The Fog Forest *7

***7A***

Aku memang mulai terbiasa dengan tatapan itu, tatapan dingin darinya. Tapi, kalau disaat seperti ini, tatapan dingin itu justru lebih bisa dikatakan mengerikan daripada mengesalkan. Dia pasti sudah tahu kalau aku adalah Yako. Dia pasti sudah tahu mengenaiku dan Changes Power. Suasana masih hening, karena aku sama sekali tidak berani membuka topik pembicaraan sama sekali. Dan masih dengan tatapan itu, dia bertanya dengan dingin, membuatku membatu di tempat.

"Kau sedang apa?"

"A-aku melatih Changes Power-ku" jawabku setelah kupaksakan diriku untuk menjawab.
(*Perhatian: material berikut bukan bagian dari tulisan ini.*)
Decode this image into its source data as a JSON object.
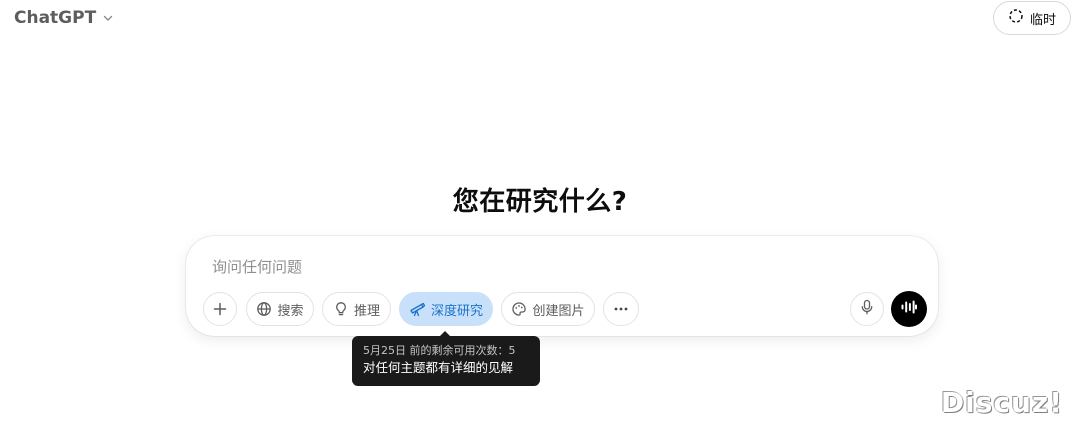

Aku merutuk dalam hati saat langsung mendengarkan kegugupan yang luar biasa langsung dari mulutku. "Kau sendiri, sedang apa?"

Dia menatapku sejenak, lalu memalingkan wajahnya. Yang benar saja? Aku menunggu jawabannya, dan dia hanya diam merenungkan sesuatu dalam hatinya.

Dingin amat, pikirku.

Kurasakan ada angin yang menerpa rambutku, Tazu pun sepertinya merasakannya, dia melihat ke sekitarnya dan jubahnya sudah berkibar berputar. Sedangkan aku buru-buru duduk dan memeluk diriku dengan jubah pro yang selalu kukenakan jika sedang menjadi Yako. Yah, aku lebih memilih ditertawakan karena tingkahku daripada karena rokku terangkat.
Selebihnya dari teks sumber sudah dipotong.